Ces erreurs récentes sont d’autant plus surprenantes qu’elles ont pour principal effet de détruire tout le travail, légitime et précieux, de re-verticalisation du pouvoir entrepris durant les premiers mois du mandat.

Partout et en même temps nulle part

La séquence de recadrage excessif d’un jeune, d’aspect au demeurant sympathique et qui n’avait pas l’air d’un dangereux délinquant (« Tu m’appelles Monsieur le Président, etc., etc., etc. »), séquence longue et pénible qui aurait pu et dû ne durer que quelques secondes et être diligentée avec une gentillesse toute paternelle au lieu de se transformer en leçon de morale adressée au peuple français tout entier infantilisé dans cette geste ubuesque, a donné l’impression dérangeante que l’autorité affirmée aussi lourdement se transmutait en autoritarisme à proportion qu’elle avait besoin de s’auto-clamer bruyamment.
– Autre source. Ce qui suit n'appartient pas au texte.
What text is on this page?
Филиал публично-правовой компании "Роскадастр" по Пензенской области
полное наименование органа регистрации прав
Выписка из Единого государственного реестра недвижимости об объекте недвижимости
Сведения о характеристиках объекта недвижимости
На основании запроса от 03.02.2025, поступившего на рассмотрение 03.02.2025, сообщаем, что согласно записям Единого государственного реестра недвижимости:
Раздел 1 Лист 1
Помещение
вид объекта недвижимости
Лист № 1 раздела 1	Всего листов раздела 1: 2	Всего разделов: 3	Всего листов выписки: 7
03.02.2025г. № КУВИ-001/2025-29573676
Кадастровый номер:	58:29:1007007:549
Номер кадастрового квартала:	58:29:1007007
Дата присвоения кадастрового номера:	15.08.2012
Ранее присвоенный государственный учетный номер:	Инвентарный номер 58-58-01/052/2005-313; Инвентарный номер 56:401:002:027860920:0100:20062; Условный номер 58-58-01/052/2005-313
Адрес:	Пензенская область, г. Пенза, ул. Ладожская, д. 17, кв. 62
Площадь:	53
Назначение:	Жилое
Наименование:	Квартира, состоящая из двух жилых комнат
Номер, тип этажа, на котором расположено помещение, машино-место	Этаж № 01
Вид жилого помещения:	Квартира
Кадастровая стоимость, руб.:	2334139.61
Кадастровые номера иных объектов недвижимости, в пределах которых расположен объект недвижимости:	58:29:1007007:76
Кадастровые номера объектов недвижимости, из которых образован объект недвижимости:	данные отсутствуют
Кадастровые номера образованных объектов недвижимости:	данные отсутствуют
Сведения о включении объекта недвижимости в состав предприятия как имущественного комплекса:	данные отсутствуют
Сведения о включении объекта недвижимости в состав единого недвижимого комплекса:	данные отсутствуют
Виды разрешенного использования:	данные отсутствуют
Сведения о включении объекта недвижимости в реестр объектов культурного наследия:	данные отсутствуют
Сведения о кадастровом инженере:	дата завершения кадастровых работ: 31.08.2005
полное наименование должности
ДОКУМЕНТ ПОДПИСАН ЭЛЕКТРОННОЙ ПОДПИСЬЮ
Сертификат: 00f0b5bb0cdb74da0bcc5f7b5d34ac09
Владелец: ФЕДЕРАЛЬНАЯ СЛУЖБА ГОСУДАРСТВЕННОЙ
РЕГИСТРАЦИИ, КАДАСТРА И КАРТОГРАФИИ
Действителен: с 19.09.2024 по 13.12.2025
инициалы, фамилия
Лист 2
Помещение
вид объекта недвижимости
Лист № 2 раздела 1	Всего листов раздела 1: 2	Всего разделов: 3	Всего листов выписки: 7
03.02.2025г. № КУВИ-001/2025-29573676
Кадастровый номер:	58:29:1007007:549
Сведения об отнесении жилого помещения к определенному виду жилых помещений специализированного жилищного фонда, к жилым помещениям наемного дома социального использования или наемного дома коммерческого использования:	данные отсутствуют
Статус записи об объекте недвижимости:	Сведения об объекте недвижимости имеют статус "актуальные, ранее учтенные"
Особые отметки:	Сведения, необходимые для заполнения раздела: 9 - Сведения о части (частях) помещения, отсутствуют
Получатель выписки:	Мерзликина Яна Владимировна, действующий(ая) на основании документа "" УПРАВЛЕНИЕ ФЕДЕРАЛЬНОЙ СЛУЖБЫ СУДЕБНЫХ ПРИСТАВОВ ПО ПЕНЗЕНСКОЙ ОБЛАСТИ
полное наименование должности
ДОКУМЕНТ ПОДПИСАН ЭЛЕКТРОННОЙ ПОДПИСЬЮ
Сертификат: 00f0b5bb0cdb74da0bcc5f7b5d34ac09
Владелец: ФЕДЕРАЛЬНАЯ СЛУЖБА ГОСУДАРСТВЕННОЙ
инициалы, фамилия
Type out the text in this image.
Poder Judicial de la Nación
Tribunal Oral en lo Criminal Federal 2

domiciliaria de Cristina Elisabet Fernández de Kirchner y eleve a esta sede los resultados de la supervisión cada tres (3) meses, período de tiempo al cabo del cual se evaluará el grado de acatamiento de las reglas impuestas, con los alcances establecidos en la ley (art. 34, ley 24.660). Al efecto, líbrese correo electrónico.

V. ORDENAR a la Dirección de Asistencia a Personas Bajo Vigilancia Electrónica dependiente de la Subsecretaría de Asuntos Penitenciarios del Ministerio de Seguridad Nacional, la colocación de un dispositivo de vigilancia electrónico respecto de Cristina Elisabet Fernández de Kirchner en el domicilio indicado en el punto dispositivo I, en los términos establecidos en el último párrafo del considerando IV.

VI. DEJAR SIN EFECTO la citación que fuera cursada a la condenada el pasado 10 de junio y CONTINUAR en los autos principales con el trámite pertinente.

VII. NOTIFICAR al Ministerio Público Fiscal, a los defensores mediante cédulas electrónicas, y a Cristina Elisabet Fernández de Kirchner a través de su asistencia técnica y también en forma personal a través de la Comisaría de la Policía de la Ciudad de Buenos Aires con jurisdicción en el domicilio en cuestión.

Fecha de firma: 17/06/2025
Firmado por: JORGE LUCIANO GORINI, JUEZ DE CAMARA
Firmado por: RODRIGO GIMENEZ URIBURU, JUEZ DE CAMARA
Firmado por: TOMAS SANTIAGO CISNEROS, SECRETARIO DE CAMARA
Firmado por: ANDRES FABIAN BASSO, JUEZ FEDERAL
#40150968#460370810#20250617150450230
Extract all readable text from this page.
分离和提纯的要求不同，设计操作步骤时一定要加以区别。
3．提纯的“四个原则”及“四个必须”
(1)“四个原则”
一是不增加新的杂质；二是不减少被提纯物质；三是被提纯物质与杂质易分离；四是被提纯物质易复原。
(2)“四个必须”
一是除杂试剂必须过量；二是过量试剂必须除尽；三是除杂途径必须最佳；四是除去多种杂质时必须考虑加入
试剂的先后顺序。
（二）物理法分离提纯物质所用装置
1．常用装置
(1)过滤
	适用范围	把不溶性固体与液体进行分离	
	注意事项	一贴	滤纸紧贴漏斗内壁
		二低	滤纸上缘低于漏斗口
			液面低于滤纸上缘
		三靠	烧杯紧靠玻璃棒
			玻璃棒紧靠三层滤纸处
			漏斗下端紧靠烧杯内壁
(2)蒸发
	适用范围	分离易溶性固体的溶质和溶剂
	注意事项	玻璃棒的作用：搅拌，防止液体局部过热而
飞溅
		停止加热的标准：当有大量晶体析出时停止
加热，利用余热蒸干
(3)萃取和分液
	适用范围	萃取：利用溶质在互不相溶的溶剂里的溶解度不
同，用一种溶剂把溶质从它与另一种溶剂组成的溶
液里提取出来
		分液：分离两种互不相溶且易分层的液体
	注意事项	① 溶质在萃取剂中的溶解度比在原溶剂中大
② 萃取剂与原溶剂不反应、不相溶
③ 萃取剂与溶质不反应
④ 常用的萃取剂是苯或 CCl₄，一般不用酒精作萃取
C’est un peu le risque du « en même temps » appliqué à la question de la distance que l’on souhaite établir dans la représentation du pouvoir exercé : soit le corps du roi est partout tout le temps, réellement au contact de tous et sur tous les fronts, et alors la distance qui en garantit le corps symbolique disparaît – et dans ce cas les familiarités deviennent la norme (de l’accordéon de Giscard au « casse-toi pauv’con » de Sarkozy) -, soit on établit une certaine distance, on l’assume, et on laisse son exécutif gouverner et occuper le terrain médiatique – ce qui est normalement sa fonction -, se coltiner les bains de foule et les risques d’interpellation.

Il n’y a pas de « en même temps » de l’autorité.
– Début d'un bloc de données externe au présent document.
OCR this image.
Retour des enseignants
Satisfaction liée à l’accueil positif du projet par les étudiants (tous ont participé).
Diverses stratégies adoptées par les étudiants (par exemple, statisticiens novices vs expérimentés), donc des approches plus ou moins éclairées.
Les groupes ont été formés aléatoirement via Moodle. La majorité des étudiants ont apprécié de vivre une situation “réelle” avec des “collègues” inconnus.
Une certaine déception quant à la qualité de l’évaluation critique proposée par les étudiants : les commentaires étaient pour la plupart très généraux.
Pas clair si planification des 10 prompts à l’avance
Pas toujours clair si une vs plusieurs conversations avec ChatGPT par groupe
La communication politique n’est pas une politique

On assiste par ailleurs aux limites de la communication politique elle-même, ce dont on ne peut que se réjouir, après des décennies de montée en puissance d’un storytelling érigé en alpha et omega de l’action politique par des babyboomers férus d’info-com, alors que cette communication devrait n’être qu’un outil discret et au service d’un projet clair. Les communicants, et autres spin-doctors, commencent peut-être à trouver, et on le souhaite, les limites structurelles de leur pouvoir exorbitant qui, bien souvent, se fait au détriment des convictions politiques réelles. La séquence du vrai-faux propos « off » dans lequel le président en chemise évoque le « pognon de dingue » des pauvres qui restent pauvres est, de ce point de vue, calamiteuse. Il ne s’agit pas de se prononcer sur la question des aides sociales, en l’occurrence, mais sur ce que cette vraie-fausse intrusion dans l’intimité profonde de la pensée sociale macronienne révèle : un discours pseudo-iconoclaste, a priori théâtralisé afin de séduire la droite libérale à laquelle on a déjà livré la SNCF en pâture telles des sardines jetées aux otaries de Marineland. Il est bon de se rappeler que la communication politique ne remplace pas la politique.
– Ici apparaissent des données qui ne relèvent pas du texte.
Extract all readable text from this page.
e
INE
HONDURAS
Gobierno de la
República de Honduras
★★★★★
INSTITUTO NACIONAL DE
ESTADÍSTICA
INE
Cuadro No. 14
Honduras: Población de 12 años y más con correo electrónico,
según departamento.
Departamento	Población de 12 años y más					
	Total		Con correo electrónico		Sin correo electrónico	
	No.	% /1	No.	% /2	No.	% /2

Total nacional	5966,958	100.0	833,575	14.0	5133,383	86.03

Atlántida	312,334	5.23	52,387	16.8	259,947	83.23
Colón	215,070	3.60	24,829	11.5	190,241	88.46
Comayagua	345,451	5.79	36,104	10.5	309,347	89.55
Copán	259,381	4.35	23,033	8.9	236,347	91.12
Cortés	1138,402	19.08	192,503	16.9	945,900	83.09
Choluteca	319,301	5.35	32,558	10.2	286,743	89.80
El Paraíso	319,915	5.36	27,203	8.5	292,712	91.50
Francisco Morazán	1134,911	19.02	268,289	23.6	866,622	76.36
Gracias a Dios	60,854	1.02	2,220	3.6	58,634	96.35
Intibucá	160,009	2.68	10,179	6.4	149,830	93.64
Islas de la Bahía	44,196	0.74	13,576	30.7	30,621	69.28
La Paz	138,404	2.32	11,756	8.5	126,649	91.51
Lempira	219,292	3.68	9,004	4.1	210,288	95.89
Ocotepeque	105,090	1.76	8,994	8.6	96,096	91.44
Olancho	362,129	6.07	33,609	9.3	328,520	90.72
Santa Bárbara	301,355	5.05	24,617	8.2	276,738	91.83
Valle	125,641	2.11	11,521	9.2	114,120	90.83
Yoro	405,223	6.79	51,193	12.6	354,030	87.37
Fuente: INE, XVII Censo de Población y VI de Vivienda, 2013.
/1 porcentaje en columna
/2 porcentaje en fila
Péché d’orgueil, de gourmandise, et d’hubris, en l’occurrence, que de vouloir pousser toujours plus loin son avantage. Car, si Emmanuel Macron séduit une partie de l’électorat traditionnel centre-droit, il conviendrait de ne pas oublier qu’il doit également son trône au peuple de gauche dit « castor », lequel souhaitait surtout « faire barrage » quitte à se boucher le nez en installant un néo-libéral aux manettes.

La magie ne dure qu’un temps

Et c’est ici que l’impasse politique du « en même temps » devient flagrante, puisque dans l’échec de la communication, par chance et sans excès de platonisme, on commence à regarder les idées elles-mêmes : séduire un petit chouïa du peuple de droite déboussolé par les deux défaites consécutives de 2017, c’est assez facile avec quelques mesures économiques et « sociales ». Mais maintenir culturellement cet électorat par-devers soi en fustigeant, en toute occasion, ce qui en fait le substrat culturel, le marqueur idéologique profond, en rejetant, en psychiatrisant, en haïssant toute forme d’attachement identitaire à la nation, voilà une quadrature du cercle parfaitement irréalisable. Sans compter que, sur le plan-même des mesures économiques et sociales supposées emporter l’adhésion de la droite, l’atteinte annoncée aux pensions de réversion ne sera pas accueillie avec la même mansuétude que le coup de rabot sur les APL : s’en prendre à la solidarité envers les retraités, voilà qui ne saurait séduire l’électeur de droite. Encore un exemple du coup de trop, de la gourmandise qui fait perdre aux échecs, de la fameuse petite faiblesse qui vous perdra.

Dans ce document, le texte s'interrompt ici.